Global sinks of PCBs: A critical assessment of the vapor-phase hydroxy radical sink emphasizing field diagnostics and model assumptions

[1] Polychlorinated biphenyls (PCBs) are ubiquitous contaminants in the global biogeosphere. Based on extrapolation of reaction rates determined at temperatures in laboratory experiments that were 60-100 degrees above global average tropospheric temperatures, it has been suggested that the gas-phase reaction with the hydroxy radical (HO.) in the troposphere constitutes the strongly dominating sink for PCBs. An assessment of a broad set of field observations relevant to the actual environmental behavior of individual PCB congeners suggests that such an assertion should be treated with some caution. First, if the proposed reaction rates were applied to published tropospheric contents of individual PCB congeners, a continuous order-of-magnitude depletion of the lighter congeners relative to more chlorinated ones would be predicted.
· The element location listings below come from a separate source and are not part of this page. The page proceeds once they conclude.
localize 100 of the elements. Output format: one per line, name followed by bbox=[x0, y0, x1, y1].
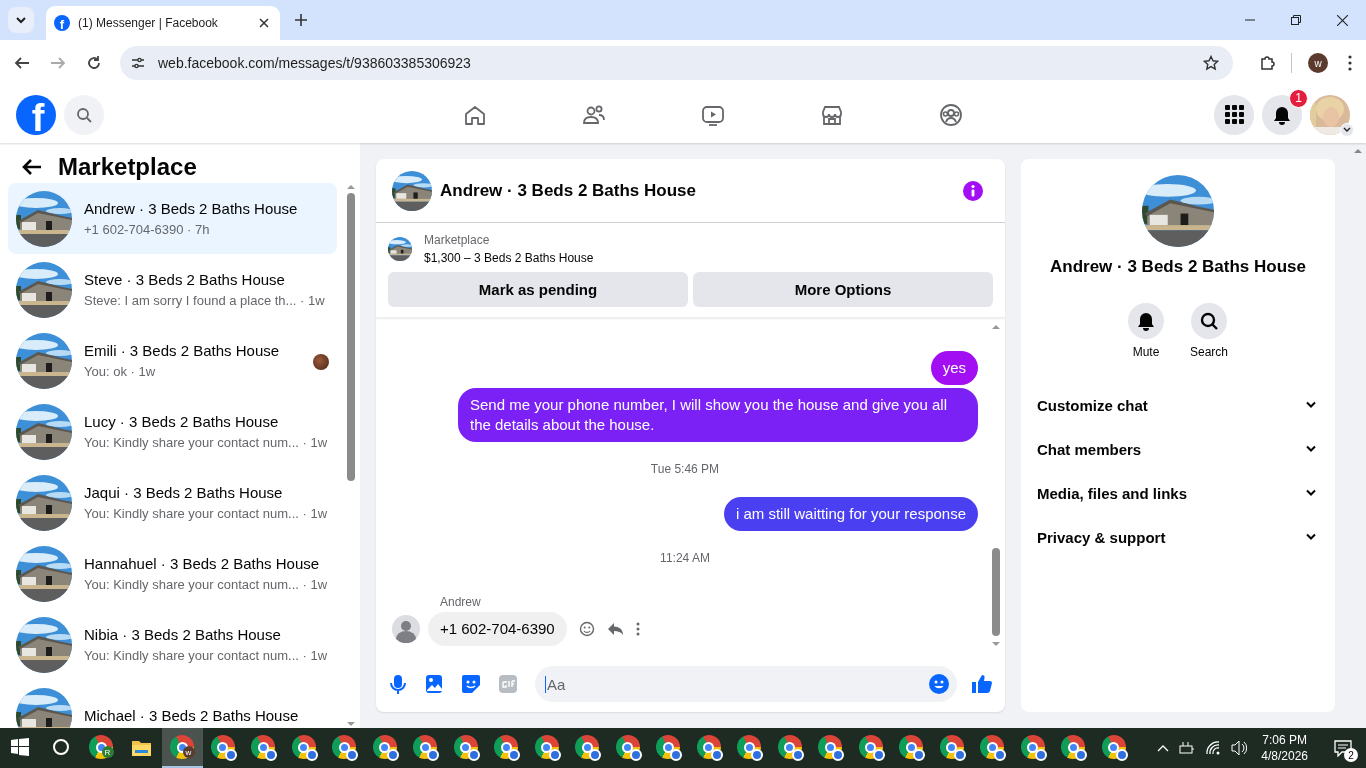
back-arrow-icon[interactable] bbox=[22, 157, 42, 177]
contact-name: Andrew · 3 Beds 2 Baths House bbox=[1050, 257, 1306, 277]
image-icon[interactable] bbox=[425, 674, 443, 694]
conversation-item[interactable]: Hannahuel · 3 Beds 2 Baths House You: Kindly share your contact num... · 1w bbox=[8, 538, 337, 609]
action-button[interactable]: More Options bbox=[693, 272, 993, 307]
avatar-icon bbox=[392, 615, 420, 643]
sticker-icon[interactable] bbox=[461, 674, 481, 694]
conversation-item[interactable]: Lucy · 3 Beds 2 Baths House You: Kindly share your contact num... · 1w bbox=[8, 396, 337, 467]
star-icon[interactable] bbox=[1203, 55, 1219, 71]
search-icon bbox=[1199, 311, 1219, 331]
notifications-button[interactable] bbox=[1262, 94, 1302, 135]
more-icon[interactable] bbox=[635, 622, 640, 636]
reload-icon[interactable] bbox=[86, 55, 102, 71]
scrollbar-thumb[interactable] bbox=[992, 548, 1000, 636]
restore-icon[interactable] bbox=[1291, 15, 1301, 25]
profile-avatar[interactable]: w bbox=[1308, 53, 1328, 73]
message-input[interactable]: Aa bbox=[535, 666, 957, 702]
conversation-name: Lucy · 3 Beds 2 Baths House bbox=[84, 413, 280, 430]
chrome-icon bbox=[210, 735, 235, 759]
windows-icon bbox=[11, 738, 30, 756]
microphone-icon[interactable] bbox=[389, 674, 407, 694]
conversation-preview: Steve: I am sorry I found a place th... · 1w bbox=[84, 293, 325, 308]
bell-icon bbox=[1272, 104, 1292, 125]
message-bubble: +1 602-704-6390 bbox=[428, 612, 567, 646]
sidebar-title: Marketplace bbox=[58, 153, 197, 181]
facebook-logo[interactable]: f bbox=[16, 94, 56, 135]
menu-button[interactable] bbox=[1214, 94, 1254, 135]
listing-title: $1,300 – 3 Beds 2 Baths House bbox=[424, 251, 594, 265]
chrome-icon bbox=[696, 735, 721, 759]
thumbs-up-icon[interactable] bbox=[971, 673, 993, 695]
timestamp: Tue 5:46 PM bbox=[649, 462, 721, 476]
scroll-up-icon[interactable] bbox=[991, 323, 1001, 331]
emoji-icon[interactable] bbox=[578, 621, 595, 637]
chrome-icon bbox=[251, 735, 276, 759]
conversation-name: Emili · 3 Beds 2 Baths House bbox=[84, 342, 280, 359]
power-icon[interactable] bbox=[1179, 741, 1196, 755]
scrollbar-thumb[interactable] bbox=[347, 193, 355, 481]
scroll-up-icon[interactable] bbox=[1353, 147, 1363, 155]
conversation-name: Steve · 3 Beds 2 Baths House bbox=[84, 271, 286, 288]
conversation-name: Hannahuel · 3 Beds 2 Baths House bbox=[84, 555, 321, 572]
conversation-item[interactable]: Nibia · 3 Beds 2 Baths House You: Kindly share your contact num... · 1w bbox=[8, 609, 337, 680]
groups-icon bbox=[939, 102, 963, 127]
section-header[interactable]: Customize chat bbox=[1037, 383, 1319, 427]
chrome-icon bbox=[656, 735, 681, 759]
search-icon bbox=[76, 106, 92, 123]
conversation-preview: You: Kindly share your contact num... · 1w bbox=[84, 506, 328, 521]
plus-icon[interactable] bbox=[294, 13, 308, 27]
emoji-icon[interactable] bbox=[929, 674, 949, 694]
favicon: f bbox=[54, 15, 70, 31]
conversation-preview: You: ok · 1w bbox=[84, 364, 157, 379]
tab-list-button[interactable] bbox=[8, 7, 34, 33]
taskbar-app[interactable]: w bbox=[162, 728, 203, 768]
clock[interactable]: 7:06 PM 4/8/2026 bbox=[1261, 732, 1308, 764]
conversation-preview: You: Kindly share your contact num... · 1w bbox=[84, 577, 328, 592]
section-header[interactable]: Chat members bbox=[1037, 427, 1319, 471]
conversation-preview: You: Kindly share your contact num... · 1w bbox=[84, 435, 328, 450]
close-icon[interactable] bbox=[1337, 14, 1348, 26]
notification-center-button[interactable]: 2 bbox=[1330, 735, 1356, 761]
conversation-item[interactable]: Emili · 3 Beds 2 Baths House You: ok · 1w bbox=[8, 325, 337, 396]
chrome-icon bbox=[453, 735, 478, 759]
chrome-icon bbox=[1020, 735, 1045, 759]
conversation-item[interactable]: Jaqui · 3 Beds 2 Baths House You: Kindly share your contact num... · 1w bbox=[8, 467, 337, 538]
conversation-preview: +1 602-704-6390 · 7h bbox=[84, 222, 211, 237]
chrome-icon bbox=[1101, 735, 1126, 759]
chrome-icon bbox=[413, 735, 438, 759]
chrome-icon bbox=[939, 735, 964, 759]
chrome-icon bbox=[372, 735, 397, 759]
menu-icon[interactable] bbox=[1348, 55, 1352, 71]
taskbar-app[interactable]: R bbox=[81, 728, 122, 768]
browser-tab[interactable]: f (1) Messenger | Facebook bbox=[46, 6, 280, 40]
section-header[interactable]: Media, files and links bbox=[1037, 471, 1319, 515]
url-field[interactable]: web.facebook.com/messages/t/938603385306923 bbox=[158, 55, 1191, 71]
conversation-name: Nibia · 3 Beds 2 Baths House bbox=[84, 626, 282, 643]
action-label: Search bbox=[1190, 345, 1228, 359]
conversation-item[interactable]: Andrew · 3 Beds 2 Baths House +1 602-704-6390 · 7h bbox=[8, 183, 337, 254]
chrome-icon bbox=[494, 735, 519, 759]
puzzle-icon[interactable] bbox=[1259, 54, 1275, 72]
search-button[interactable] bbox=[1191, 303, 1227, 339]
site-info-icon[interactable] bbox=[130, 55, 146, 71]
action-button[interactable]: Mark as pending bbox=[388, 272, 688, 307]
message-icon bbox=[1334, 739, 1352, 757]
chrome-icon bbox=[777, 735, 802, 759]
notification-badge: 1 bbox=[1289, 88, 1308, 108]
wifi-icon[interactable] bbox=[1205, 740, 1222, 756]
conversation-preview: You: Kindly share your contact num... · 1w bbox=[84, 648, 328, 663]
mute-button[interactable] bbox=[1128, 303, 1164, 339]
section-header[interactable]: Privacy & support bbox=[1037, 515, 1319, 559]
message-bubble: i am still waitting for your response bbox=[723, 497, 978, 531]
chrome-icon bbox=[818, 735, 843, 759]
chrome-icon bbox=[291, 735, 316, 759]
info-icon[interactable] bbox=[963, 180, 983, 201]
volume-icon[interactable] bbox=[1231, 740, 1248, 756]
scroll-down-icon[interactable] bbox=[991, 640, 1001, 648]
back-icon[interactable] bbox=[14, 55, 30, 71]
chrome-icon bbox=[332, 735, 357, 759]
chevron-up-icon[interactable] bbox=[1157, 743, 1170, 753]
close-icon[interactable] bbox=[258, 17, 270, 29]
scroll-up-icon[interactable] bbox=[346, 183, 356, 191]
reply-icon[interactable] bbox=[606, 621, 624, 637]
conversation-item[interactable]: Steve · 3 Beds 2 Baths House Steve: I am sorry I found a place th... · 1w bbox=[8, 254, 337, 325]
However, a large shift in PCB fingerprint is inconsistent with congener-specific sediment archives, where a disproportionate historical depletion of lighter PCBs cannot be found. Alternatively, such HO.-reaction rates would require a continuous source flux of PCBs to today's environment grossly enriched (again by several orders-of-magnitude) in lighter PCB congeners to counterbalance the implied selective congener losses; a scenario that is not supported by available information on emission rates. Further, the existence of a latitudinal trend in tropospheric concentrations, where the highest concentrations are found at lower latitudes, suggests that the fate of PCBs is controlled by temperature-driven partitioning processes rather than a HO.-reaction sink, which would be expected to be more efficient at lower latitudes. Finally, the observed tropospheric variability of individual PCB concentrations conform poorly with both the absolute values and congeneric trends in predicted reaction lifetimes. A reconciliation of these apparent discrepancies is attempted.